CN: We iterate during artistic processes. The quality of what we achieve depends on how often we iterate because every idea builds off the previous one. To have a production that has two to three times our normal time for iteration has been a joy. One critical moment was when we invited Kelvin Roston, Jr. to join the design team when ideas were being developed. Typically, the design team makes the decisions and the actors show up at the first rehearsal. Here, the actor playing Othello was present to tell us who he wanted to be and to create. Kelvin’s influence was significant to the project’s evolution.
What have been your influences throughout this process?
CN: Simply reading the text. It was one of the few Shakespeare texts I had never worked on, but when I saw Kelvin Roston, Jr. and Tim Kane’s partnership in Oedipus Rex, I asked if they would want to do Othello. They said yes, so I read it. The play feels malleable, which was inspiring when thinking about how the team could work with a text that could mean so many different things.
GRB: Professor Ayanna Thomspon’s analysis of performances of Othello as a palimpsest, meaning that there are stepped-on ideas, stepped-on experiences. That has been a driving image. Following the historical trajectory of this text has been following the trajectory of portrayals of Blackness, of understanding race, and of the ways that texts, theatre, and culture don’t just mirror who we are but help dictate it.
What are your favorite design elements?
GRB: We’ve been working with the designers from the beginning, and there’s something magical about abstract ideas manifesting in the texture of the lapel on Iago’s suit, the weight of the cape from Bianca’s boudoir. These manifestations are possible because we work together. So, it’s hard to tease out individual moments of design. Everything is a conversation.
CN: A key moment was when the word scaffolding came out of John Culbert’s mouth.
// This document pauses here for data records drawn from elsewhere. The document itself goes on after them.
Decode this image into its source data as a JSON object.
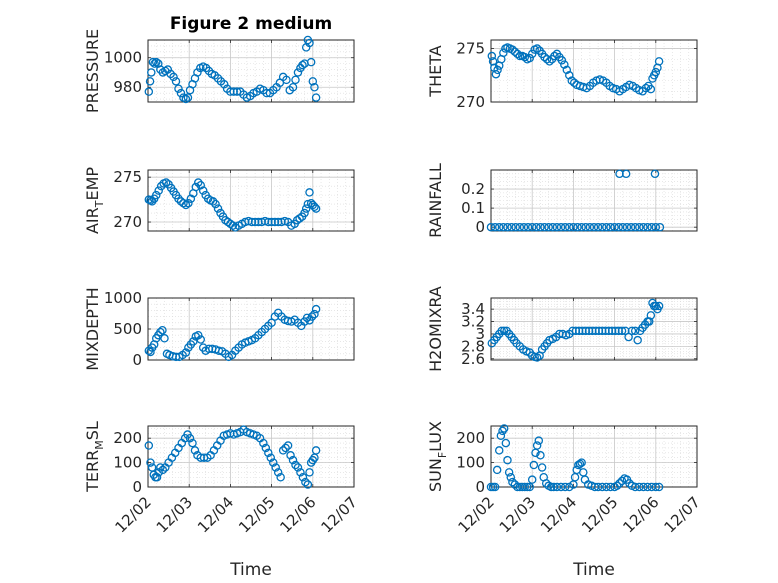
{
  "figure": {
    "title": "Figure 2 medium"
  },
  "x_axis": {
    "label": "Time",
    "ticks": [
      {
        "value": 0,
        "label": "12/02"
      },
      {
        "value": 1,
        "label": "12/03"
      },
      {
        "value": 2,
        "label": "12/04"
      },
      {
        "value": 3,
        "label": "12/05"
      },
      {
        "value": 4,
        "label": "12/06"
      },
      {
        "value": 5,
        "label": "12/07"
      }
    ]
  },
  "marker_color": "#0072BD",
  "chart_data": [
    {
      "type": "scatter",
      "id": "pressure",
      "title": "Figure 2 medium",
      "ylabel": {
        "main": "PRESSURE",
        "sub": "",
        "rest": ""
      },
      "ylim": [
        970,
        1012
      ],
      "yticks": [
        980,
        1000
      ],
      "xlim": [
        0,
        5
      ],
      "x": [
        0.02,
        0.05,
        0.08,
        0.12,
        0.16,
        0.2,
        0.25,
        0.3,
        0.36,
        0.42,
        0.48,
        0.55,
        0.62,
        0.68,
        0.74,
        0.8,
        0.86,
        0.92,
        0.97,
        1.02,
        1.08,
        1.14,
        1.2,
        1.27,
        1.34,
        1.41,
        1.48,
        1.55,
        1.62,
        1.7,
        1.77,
        1.85,
        1.92,
        2.0,
        2.08,
        2.16,
        2.24,
        2.32,
        2.4,
        2.48,
        2.56,
        2.64,
        2.72,
        2.8,
        2.88,
        2.96,
        3.04,
        3.12,
        3.2,
        3.28,
        3.36,
        3.44,
        3.52,
        3.58,
        3.64,
        3.7,
        3.75,
        3.8,
        3.84,
        3.88,
        3.92,
        3.96,
        4.0,
        4.04,
        4.08
      ],
      "y": [
        977,
        984,
        990,
        997,
        996,
        997,
        996,
        992,
        990,
        991,
        992,
        989,
        987,
        984,
        979,
        976,
        973,
        972,
        973,
        978,
        982,
        986,
        990,
        993,
        994,
        993,
        991,
        989,
        988,
        986,
        984,
        982,
        979,
        977,
        977,
        977,
        977,
        975,
        973,
        974,
        976,
        977,
        979,
        978,
        976,
        976,
        978,
        980,
        983,
        987,
        985,
        978,
        980,
        985,
        990,
        993,
        995,
        996,
        1007,
        1012,
        1010,
        997,
        984,
        980,
        973
      ]
    },
    {
      "type": "scatter",
      "id": "theta",
      "ylabel": {
        "main": "THETA",
        "sub": "",
        "rest": ""
      },
      "ylim": [
        270,
        275.8
      ],
      "yticks": [
        270,
        275
      ],
      "xlim": [
        0,
        5
      ],
      "x": [
        0.02,
        0.05,
        0.08,
        0.12,
        0.16,
        0.2,
        0.25,
        0.3,
        0.35,
        0.4,
        0.46,
        0.52,
        0.58,
        0.64,
        0.7,
        0.76,
        0.82,
        0.88,
        0.94,
        1.0,
        1.06,
        1.12,
        1.18,
        1.24,
        1.3,
        1.36,
        1.42,
        1.48,
        1.54,
        1.6,
        1.66,
        1.72,
        1.78,
        1.84,
        1.9,
        1.96,
        2.02,
        2.08,
        2.16,
        2.24,
        2.32,
        2.4,
        2.48,
        2.56,
        2.64,
        2.72,
        2.8,
        2.88,
        2.96,
        3.04,
        3.12,
        3.2,
        3.28,
        3.36,
        3.44,
        3.52,
        3.6,
        3.68,
        3.76,
        3.82,
        3.88,
        3.92,
        3.96,
        4.0,
        4.04,
        4.08
      ],
      "y": [
        274.3,
        273.8,
        273.2,
        272.6,
        273.0,
        273.4,
        274.0,
        274.6,
        275.0,
        275.1,
        275.0,
        274.9,
        274.7,
        274.5,
        274.3,
        274.3,
        274.2,
        274.0,
        274.1,
        274.5,
        274.9,
        275.0,
        274.8,
        274.5,
        274.2,
        274.0,
        273.8,
        274.0,
        274.3,
        274.5,
        274.2,
        273.9,
        273.5,
        273.0,
        272.5,
        272.0,
        271.8,
        271.6,
        271.5,
        271.4,
        271.3,
        271.5,
        271.8,
        272.0,
        272.1,
        272.0,
        271.8,
        271.5,
        271.3,
        271.2,
        271.0,
        271.2,
        271.4,
        271.6,
        271.5,
        271.3,
        271.1,
        271.0,
        271.3,
        271.5,
        271.2,
        272.2,
        272.5,
        272.8,
        273.2,
        273.8
      ]
    },
    {
      "type": "scatter",
      "id": "air_temp",
      "ylabel": {
        "main": "AIR",
        "sub": "T",
        "rest": "EMP"
      },
      "ylim": [
        269,
        275.8
      ],
      "yticks": [
        270,
        275
      ],
      "xlim": [
        0,
        5
      ],
      "x": [
        0.02,
        0.06,
        0.1,
        0.15,
        0.2,
        0.26,
        0.32,
        0.38,
        0.44,
        0.5,
        0.56,
        0.62,
        0.68,
        0.74,
        0.8,
        0.86,
        0.92,
        0.98,
        1.04,
        1.1,
        1.16,
        1.22,
        1.28,
        1.34,
        1.4,
        1.46,
        1.52,
        1.58,
        1.64,
        1.7,
        1.76,
        1.82,
        1.88,
        1.94,
        2.0,
        2.06,
        2.12,
        2.2,
        2.28,
        2.36,
        2.44,
        2.52,
        2.6,
        2.68,
        2.76,
        2.84,
        2.92,
        3.0,
        3.08,
        3.16,
        3.24,
        3.32,
        3.4,
        3.48,
        3.56,
        3.62,
        3.68,
        3.74,
        3.8,
        3.84,
        3.88,
        3.92,
        3.96,
        4.0,
        4.04,
        4.08
      ],
      "y": [
        272.5,
        272.4,
        272.3,
        272.6,
        273.0,
        273.5,
        274.0,
        274.3,
        274.4,
        274.2,
        273.8,
        273.4,
        273.0,
        272.6,
        272.3,
        272.1,
        271.9,
        272.1,
        272.6,
        273.2,
        273.9,
        274.4,
        274.1,
        273.5,
        273.0,
        272.6,
        272.4,
        272.3,
        272.0,
        271.5,
        271.0,
        270.6,
        270.2,
        270.0,
        269.8,
        269.6,
        269.4,
        269.6,
        269.8,
        270.0,
        270.1,
        270.0,
        270.0,
        270.0,
        270.0,
        270.1,
        270.0,
        270.0,
        270.0,
        270.0,
        270.0,
        270.1,
        270.0,
        269.6,
        269.8,
        270.2,
        270.4,
        270.6,
        271.0,
        271.5,
        272.0,
        273.3,
        272.1,
        271.9,
        271.7,
        271.5
      ]
    },
    {
      "type": "scatter",
      "id": "rainfall",
      "ylabel": {
        "main": "RAINFALL",
        "sub": "",
        "rest": ""
      },
      "ylim": [
        -0.02,
        0.3
      ],
      "yticks": [
        0,
        0.1,
        0.2
      ],
      "xlim": [
        0,
        5
      ],
      "x": [
        0.0,
        0.1,
        0.2,
        0.3,
        0.4,
        0.5,
        0.6,
        0.7,
        0.8,
        0.9,
        1.0,
        1.1,
        1.2,
        1.3,
        1.4,
        1.5,
        1.6,
        1.7,
        1.8,
        1.9,
        2.0,
        2.1,
        2.2,
        2.3,
        2.4,
        2.5,
        2.6,
        2.7,
        2.8,
        2.9,
        3.0,
        3.1,
        3.2,
        3.3,
        3.4,
        3.5,
        3.6,
        3.7,
        3.8,
        3.9,
        4.0,
        4.1,
        3.12,
        3.28,
        3.98
      ],
      "y": [
        0,
        0,
        0,
        0,
        0,
        0,
        0,
        0,
        0,
        0,
        0,
        0,
        0,
        0,
        0,
        0,
        0,
        0,
        0,
        0,
        0,
        0,
        0,
        0,
        0,
        0,
        0,
        0,
        0,
        0,
        0,
        0,
        0,
        0,
        0,
        0,
        0,
        0,
        0,
        0,
        0,
        0,
        0.28,
        0.28,
        0.28
      ]
    },
    {
      "type": "scatter",
      "id": "mixdepth",
      "ylabel": {
        "main": "MIXDEPTH",
        "sub": "",
        "rest": ""
      },
      "ylim": [
        0,
        1000
      ],
      "yticks": [
        0,
        500,
        1000
      ],
      "xlim": [
        0,
        5
      ],
      "x": [
        0.02,
        0.06,
        0.1,
        0.15,
        0.2,
        0.25,
        0.3,
        0.35,
        0.4,
        0.46,
        0.52,
        0.6,
        0.68,
        0.76,
        0.84,
        0.92,
        0.98,
        1.04,
        1.1,
        1.16,
        1.22,
        1.28,
        1.34,
        1.4,
        1.48,
        1.56,
        1.64,
        1.72,
        1.8,
        1.88,
        1.96,
        2.04,
        2.12,
        2.2,
        2.28,
        2.36,
        2.44,
        2.52,
        2.6,
        2.68,
        2.76,
        2.84,
        2.92,
        3.0,
        3.08,
        3.16,
        3.24,
        3.32,
        3.4,
        3.48,
        3.56,
        3.64,
        3.72,
        3.8,
        3.86,
        3.92,
        3.98,
        4.04,
        4.08
      ],
      "y": [
        150,
        130,
        200,
        250,
        350,
        400,
        450,
        480,
        350,
        100,
        80,
        60,
        50,
        50,
        80,
        120,
        200,
        250,
        300,
        380,
        400,
        330,
        200,
        150,
        180,
        180,
        170,
        150,
        140,
        100,
        50,
        80,
        150,
        200,
        250,
        280,
        300,
        320,
        350,
        400,
        450,
        500,
        550,
        600,
        700,
        760,
        700,
        650,
        630,
        620,
        650,
        600,
        550,
        620,
        680,
        640,
        700,
        740,
        820
      ]
    },
    {
      "type": "scatter",
      "id": "h2omixra",
      "ylabel": {
        "main": "H2OMIXRA",
        "sub": "",
        "rest": ""
      },
      "ylim": [
        2.58,
        3.58
      ],
      "yticks": [
        2.6,
        2.8,
        3.0,
        3.2,
        3.4
      ],
      "ytick_labels": [
        "2.6",
        "2.8",
        "3",
        "3.2",
        "3.4"
      ],
      "xlim": [
        0,
        5
      ],
      "x": [
        0.02,
        0.08,
        0.14,
        0.2,
        0.26,
        0.32,
        0.38,
        0.44,
        0.5,
        0.56,
        0.62,
        0.7,
        0.78,
        0.86,
        0.94,
        1.0,
        1.06,
        1.12,
        1.18,
        1.24,
        1.3,
        1.36,
        1.42,
        1.5,
        1.58,
        1.66,
        1.74,
        1.82,
        1.9,
        1.98,
        2.06,
        2.14,
        2.22,
        2.3,
        2.38,
        2.46,
        2.54,
        2.62,
        2.7,
        2.78,
        2.86,
        2.94,
        3.02,
        3.1,
        3.18,
        3.26,
        3.34,
        3.42,
        3.5,
        3.56,
        3.62,
        3.68,
        3.74,
        3.8,
        3.84,
        3.88,
        3.92,
        3.96,
        4.0,
        4.04,
        4.08
      ],
      "y": [
        2.85,
        2.9,
        2.95,
        3.0,
        3.05,
        3.05,
        3.05,
        3.0,
        2.95,
        2.9,
        2.85,
        2.8,
        2.75,
        2.72,
        2.7,
        2.65,
        2.63,
        2.62,
        2.65,
        2.75,
        2.8,
        2.85,
        2.9,
        2.92,
        2.95,
        3.0,
        3.0,
        2.98,
        3.0,
        3.05,
        3.05,
        3.05,
        3.05,
        3.05,
        3.05,
        3.05,
        3.05,
        3.05,
        3.05,
        3.05,
        3.05,
        3.05,
        3.05,
        3.05,
        3.05,
        3.05,
        2.95,
        3.05,
        3.05,
        2.9,
        3.05,
        3.1,
        3.15,
        3.2,
        3.2,
        3.3,
        3.5,
        3.45,
        3.45,
        3.4,
        3.45
      ]
    },
    {
      "type": "scatter",
      "id": "terrain_msl",
      "ylabel": {
        "main": "TERR",
        "sub": "M",
        "rest": "SL"
      },
      "ylim": [
        0,
        250
      ],
      "yticks": [
        0,
        100,
        200
      ],
      "xlim": [
        0,
        5
      ],
      "x": [
        0.02,
        0.06,
        0.1,
        0.14,
        0.18,
        0.22,
        0.26,
        0.3,
        0.36,
        0.42,
        0.5,
        0.58,
        0.66,
        0.74,
        0.82,
        0.9,
        0.96,
        1.02,
        1.08,
        1.14,
        1.2,
        1.28,
        1.36,
        1.44,
        1.52,
        1.6,
        1.68,
        1.76,
        1.84,
        1.92,
        2.0,
        2.08,
        2.16,
        2.24,
        2.32,
        2.4,
        2.48,
        2.56,
        2.64,
        2.72,
        2.8,
        2.86,
        2.92,
        2.98,
        3.04,
        3.1,
        3.16,
        3.22,
        3.28,
        3.34,
        3.4,
        3.46,
        3.52,
        3.58,
        3.64,
        3.7,
        3.76,
        3.82,
        3.88,
        3.92,
        3.96,
        4.0,
        4.04,
        4.08
      ],
      "y": [
        170,
        100,
        80,
        50,
        40,
        40,
        60,
        80,
        70,
        80,
        100,
        120,
        140,
        160,
        180,
        200,
        215,
        200,
        180,
        150,
        130,
        120,
        120,
        120,
        130,
        150,
        170,
        190,
        210,
        215,
        220,
        215,
        220,
        225,
        235,
        225,
        220,
        215,
        210,
        200,
        180,
        160,
        140,
        120,
        100,
        80,
        60,
        40,
        150,
        160,
        170,
        130,
        110,
        90,
        80,
        60,
        40,
        20,
        10,
        60,
        100,
        110,
        120,
        150
      ]
    },
    {
      "type": "scatter",
      "id": "sun_flux",
      "ylabel": {
        "main": "SUN",
        "sub": "F",
        "rest": "LUX"
      },
      "ylim": [
        0,
        250
      ],
      "yticks": [
        0,
        100,
        200
      ],
      "xlim": [
        0,
        5
      ],
      "x": [
        0.0,
        0.05,
        0.1,
        0.15,
        0.2,
        0.24,
        0.28,
        0.32,
        0.36,
        0.4,
        0.44,
        0.48,
        0.52,
        0.58,
        0.64,
        0.7,
        0.76,
        0.82,
        0.88,
        0.94,
        1.0,
        1.04,
        1.08,
        1.12,
        1.16,
        1.2,
        1.24,
        1.28,
        1.34,
        1.4,
        1.46,
        1.52,
        1.6,
        1.7,
        1.8,
        1.9,
        2.0,
        2.04,
        2.08,
        2.12,
        2.16,
        2.2,
        2.24,
        2.28,
        2.36,
        2.44,
        2.52,
        2.6,
        2.7,
        2.8,
        2.9,
        3.0,
        3.06,
        3.12,
        3.18,
        3.24,
        3.3,
        3.36,
        3.42,
        3.5,
        3.6,
        3.7,
        3.8,
        3.9,
        4.0,
        4.08
      ],
      "y": [
        0,
        0,
        0,
        70,
        150,
        210,
        230,
        240,
        180,
        110,
        60,
        40,
        20,
        10,
        0,
        0,
        0,
        0,
        0,
        0,
        30,
        90,
        140,
        170,
        190,
        130,
        80,
        40,
        15,
        5,
        0,
        0,
        0,
        0,
        0,
        0,
        10,
        40,
        70,
        90,
        95,
        100,
        60,
        30,
        10,
        5,
        0,
        0,
        0,
        0,
        0,
        0,
        5,
        15,
        25,
        35,
        30,
        15,
        5,
        0,
        0,
        0,
        0,
        0,
        0,
        0
      ]
    }
  ]
}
Another critical moment was when Erin Kilmurray, our movement director, talked about how we approach intimacy and violence. We know it’s not the traditional ways that you might think a stage production of Othello would use to represent violence.
What are you excited about going into rehearsals?
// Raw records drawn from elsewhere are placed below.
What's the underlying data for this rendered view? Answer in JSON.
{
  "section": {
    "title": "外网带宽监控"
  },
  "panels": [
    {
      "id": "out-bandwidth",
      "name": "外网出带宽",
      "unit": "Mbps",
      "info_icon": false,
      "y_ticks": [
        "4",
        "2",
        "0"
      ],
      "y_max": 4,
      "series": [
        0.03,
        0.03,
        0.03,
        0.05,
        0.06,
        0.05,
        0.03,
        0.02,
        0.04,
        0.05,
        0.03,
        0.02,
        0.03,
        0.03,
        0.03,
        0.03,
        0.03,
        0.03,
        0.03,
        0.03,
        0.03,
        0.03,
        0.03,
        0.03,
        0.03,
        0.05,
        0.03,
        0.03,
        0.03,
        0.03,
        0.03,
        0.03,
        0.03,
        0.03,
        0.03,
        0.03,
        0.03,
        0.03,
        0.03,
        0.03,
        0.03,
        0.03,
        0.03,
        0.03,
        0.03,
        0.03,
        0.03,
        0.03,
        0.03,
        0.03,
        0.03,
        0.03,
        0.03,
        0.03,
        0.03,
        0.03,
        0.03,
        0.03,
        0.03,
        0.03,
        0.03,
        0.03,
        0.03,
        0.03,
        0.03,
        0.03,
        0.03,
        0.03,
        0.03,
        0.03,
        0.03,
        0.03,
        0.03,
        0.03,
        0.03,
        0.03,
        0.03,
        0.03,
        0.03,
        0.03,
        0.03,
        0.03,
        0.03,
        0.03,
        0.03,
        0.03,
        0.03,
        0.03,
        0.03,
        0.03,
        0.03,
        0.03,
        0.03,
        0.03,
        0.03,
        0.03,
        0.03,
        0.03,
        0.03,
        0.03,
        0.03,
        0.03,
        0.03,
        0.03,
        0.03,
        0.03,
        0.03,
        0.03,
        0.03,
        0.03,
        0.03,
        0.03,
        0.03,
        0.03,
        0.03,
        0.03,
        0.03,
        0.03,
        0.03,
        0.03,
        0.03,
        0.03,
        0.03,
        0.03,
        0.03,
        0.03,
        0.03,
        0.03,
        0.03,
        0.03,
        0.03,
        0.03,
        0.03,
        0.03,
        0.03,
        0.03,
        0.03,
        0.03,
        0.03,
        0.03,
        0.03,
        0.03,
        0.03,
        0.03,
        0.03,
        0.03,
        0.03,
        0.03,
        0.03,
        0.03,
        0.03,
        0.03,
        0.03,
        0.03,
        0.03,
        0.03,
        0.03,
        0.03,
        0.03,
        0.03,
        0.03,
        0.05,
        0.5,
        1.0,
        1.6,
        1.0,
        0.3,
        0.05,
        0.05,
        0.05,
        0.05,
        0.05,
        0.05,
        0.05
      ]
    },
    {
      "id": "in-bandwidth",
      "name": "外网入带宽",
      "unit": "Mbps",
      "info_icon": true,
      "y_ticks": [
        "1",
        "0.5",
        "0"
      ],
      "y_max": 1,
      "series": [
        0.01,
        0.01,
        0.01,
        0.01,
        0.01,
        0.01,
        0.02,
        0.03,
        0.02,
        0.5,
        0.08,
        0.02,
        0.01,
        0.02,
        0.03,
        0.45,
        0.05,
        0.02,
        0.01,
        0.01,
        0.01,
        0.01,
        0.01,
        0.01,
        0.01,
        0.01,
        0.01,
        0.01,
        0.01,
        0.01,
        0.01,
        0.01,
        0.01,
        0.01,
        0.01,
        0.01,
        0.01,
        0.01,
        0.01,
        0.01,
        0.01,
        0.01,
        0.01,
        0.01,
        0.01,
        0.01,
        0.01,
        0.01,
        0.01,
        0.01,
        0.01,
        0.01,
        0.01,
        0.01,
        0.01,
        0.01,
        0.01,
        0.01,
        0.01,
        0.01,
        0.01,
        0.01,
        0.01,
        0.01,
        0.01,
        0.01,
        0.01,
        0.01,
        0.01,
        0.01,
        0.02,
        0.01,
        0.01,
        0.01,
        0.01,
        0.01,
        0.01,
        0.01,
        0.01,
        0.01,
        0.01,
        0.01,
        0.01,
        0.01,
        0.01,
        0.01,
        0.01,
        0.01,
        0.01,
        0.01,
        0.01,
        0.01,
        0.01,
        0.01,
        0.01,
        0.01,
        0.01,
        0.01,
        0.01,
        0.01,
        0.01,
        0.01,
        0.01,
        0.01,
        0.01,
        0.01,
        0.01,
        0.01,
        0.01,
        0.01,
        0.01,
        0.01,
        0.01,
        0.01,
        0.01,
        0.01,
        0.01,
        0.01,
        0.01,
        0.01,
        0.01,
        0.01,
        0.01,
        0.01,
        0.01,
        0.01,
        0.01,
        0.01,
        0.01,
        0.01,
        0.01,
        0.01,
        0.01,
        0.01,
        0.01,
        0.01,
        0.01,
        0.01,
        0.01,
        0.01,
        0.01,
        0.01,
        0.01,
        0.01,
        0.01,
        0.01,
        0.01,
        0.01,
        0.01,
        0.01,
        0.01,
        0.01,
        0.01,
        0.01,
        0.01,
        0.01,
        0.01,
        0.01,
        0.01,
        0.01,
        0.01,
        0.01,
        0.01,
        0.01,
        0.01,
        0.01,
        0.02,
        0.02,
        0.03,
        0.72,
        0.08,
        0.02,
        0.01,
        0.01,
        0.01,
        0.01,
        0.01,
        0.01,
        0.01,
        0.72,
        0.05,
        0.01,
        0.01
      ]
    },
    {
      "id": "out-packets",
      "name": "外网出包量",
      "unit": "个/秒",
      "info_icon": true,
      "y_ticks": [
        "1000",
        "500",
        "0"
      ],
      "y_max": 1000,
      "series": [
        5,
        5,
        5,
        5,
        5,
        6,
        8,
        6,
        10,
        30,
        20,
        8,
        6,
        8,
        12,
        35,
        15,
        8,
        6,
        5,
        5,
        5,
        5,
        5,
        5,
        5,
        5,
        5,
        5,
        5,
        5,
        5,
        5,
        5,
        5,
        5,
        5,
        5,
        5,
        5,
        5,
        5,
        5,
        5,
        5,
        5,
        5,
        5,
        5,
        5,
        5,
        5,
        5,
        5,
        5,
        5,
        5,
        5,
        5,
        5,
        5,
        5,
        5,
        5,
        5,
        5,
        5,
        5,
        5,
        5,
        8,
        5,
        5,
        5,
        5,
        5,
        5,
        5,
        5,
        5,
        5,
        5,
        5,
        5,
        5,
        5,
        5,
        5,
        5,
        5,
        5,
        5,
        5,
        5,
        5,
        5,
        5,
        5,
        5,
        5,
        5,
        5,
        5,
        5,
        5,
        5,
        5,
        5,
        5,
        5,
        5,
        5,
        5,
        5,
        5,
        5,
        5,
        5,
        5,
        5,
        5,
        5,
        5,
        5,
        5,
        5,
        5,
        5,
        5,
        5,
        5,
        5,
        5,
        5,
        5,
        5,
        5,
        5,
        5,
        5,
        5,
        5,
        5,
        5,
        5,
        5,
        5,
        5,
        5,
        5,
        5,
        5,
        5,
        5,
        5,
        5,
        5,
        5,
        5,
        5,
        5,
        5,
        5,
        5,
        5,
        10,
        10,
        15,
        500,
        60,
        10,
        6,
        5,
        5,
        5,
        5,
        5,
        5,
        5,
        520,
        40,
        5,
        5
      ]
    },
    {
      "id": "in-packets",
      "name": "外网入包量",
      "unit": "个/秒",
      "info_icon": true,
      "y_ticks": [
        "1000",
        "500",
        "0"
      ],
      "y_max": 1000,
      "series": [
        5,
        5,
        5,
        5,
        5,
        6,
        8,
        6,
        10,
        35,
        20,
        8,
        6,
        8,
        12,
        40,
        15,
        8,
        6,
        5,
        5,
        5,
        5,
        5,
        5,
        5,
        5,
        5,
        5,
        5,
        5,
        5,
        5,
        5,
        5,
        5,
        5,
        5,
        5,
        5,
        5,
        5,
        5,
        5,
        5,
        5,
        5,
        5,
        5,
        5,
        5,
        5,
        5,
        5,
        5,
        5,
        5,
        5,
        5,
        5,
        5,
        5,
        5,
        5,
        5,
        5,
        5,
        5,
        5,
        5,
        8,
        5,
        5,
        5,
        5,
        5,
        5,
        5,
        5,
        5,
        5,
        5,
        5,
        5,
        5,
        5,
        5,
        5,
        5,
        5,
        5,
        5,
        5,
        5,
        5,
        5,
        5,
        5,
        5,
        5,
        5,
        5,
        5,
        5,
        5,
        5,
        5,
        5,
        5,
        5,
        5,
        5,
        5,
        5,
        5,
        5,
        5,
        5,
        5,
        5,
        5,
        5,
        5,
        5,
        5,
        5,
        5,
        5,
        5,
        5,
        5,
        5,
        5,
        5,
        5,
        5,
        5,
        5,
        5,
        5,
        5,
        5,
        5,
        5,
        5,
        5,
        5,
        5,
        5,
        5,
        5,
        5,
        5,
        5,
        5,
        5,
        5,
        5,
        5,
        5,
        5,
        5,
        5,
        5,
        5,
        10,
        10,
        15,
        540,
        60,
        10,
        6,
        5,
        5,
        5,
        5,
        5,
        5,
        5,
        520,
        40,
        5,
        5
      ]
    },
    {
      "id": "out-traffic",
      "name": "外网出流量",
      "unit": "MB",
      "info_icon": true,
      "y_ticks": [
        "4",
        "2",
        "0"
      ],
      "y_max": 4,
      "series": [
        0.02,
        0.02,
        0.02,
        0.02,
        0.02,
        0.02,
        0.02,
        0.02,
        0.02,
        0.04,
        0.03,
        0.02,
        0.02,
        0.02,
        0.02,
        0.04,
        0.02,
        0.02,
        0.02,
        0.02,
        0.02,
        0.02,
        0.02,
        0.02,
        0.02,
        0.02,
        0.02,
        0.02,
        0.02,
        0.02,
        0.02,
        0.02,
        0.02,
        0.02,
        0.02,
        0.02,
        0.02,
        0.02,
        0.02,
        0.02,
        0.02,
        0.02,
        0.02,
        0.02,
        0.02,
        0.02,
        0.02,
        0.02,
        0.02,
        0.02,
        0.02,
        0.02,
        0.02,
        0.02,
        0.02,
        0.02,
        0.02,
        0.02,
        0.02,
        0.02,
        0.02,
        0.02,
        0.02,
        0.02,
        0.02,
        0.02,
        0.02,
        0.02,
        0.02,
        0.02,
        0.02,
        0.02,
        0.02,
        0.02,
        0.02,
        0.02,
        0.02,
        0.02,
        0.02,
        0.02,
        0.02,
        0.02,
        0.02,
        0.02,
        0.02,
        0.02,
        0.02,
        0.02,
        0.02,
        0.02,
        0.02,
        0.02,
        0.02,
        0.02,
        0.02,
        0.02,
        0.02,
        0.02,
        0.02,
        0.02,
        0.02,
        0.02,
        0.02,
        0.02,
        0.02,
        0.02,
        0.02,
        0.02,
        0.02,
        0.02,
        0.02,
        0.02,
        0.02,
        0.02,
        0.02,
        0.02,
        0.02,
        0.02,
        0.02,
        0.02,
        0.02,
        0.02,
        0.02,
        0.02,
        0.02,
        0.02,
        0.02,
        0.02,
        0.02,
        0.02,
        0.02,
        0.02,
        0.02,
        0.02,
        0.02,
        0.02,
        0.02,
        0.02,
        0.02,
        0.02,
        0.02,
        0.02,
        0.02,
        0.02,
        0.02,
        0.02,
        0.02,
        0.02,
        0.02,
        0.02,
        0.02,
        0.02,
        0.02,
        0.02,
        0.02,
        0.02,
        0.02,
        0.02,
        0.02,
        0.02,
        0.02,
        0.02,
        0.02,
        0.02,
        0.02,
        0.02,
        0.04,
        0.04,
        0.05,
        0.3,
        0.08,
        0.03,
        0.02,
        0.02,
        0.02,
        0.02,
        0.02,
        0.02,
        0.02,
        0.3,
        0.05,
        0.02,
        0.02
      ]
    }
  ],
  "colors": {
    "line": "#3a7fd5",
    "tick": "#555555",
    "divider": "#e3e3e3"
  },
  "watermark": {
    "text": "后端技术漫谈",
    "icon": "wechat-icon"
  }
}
GRB: It’s magical being in the room. You plan for it, but you don’t know until you throw out the first pitch and the ball gets tossed into the air. That’s what rehearsal is—all the people there, ready. It’s the best feeling.
CN: Our world has changed since the last time any of us were in a rehearsal room together. Our thinking of this play has changed. We would’ve never made this production we’re rehearsing now if we started rehearsal in April 2020. The fact we get to be in person together in a way we don’t know yet how to be feels unique to this moment.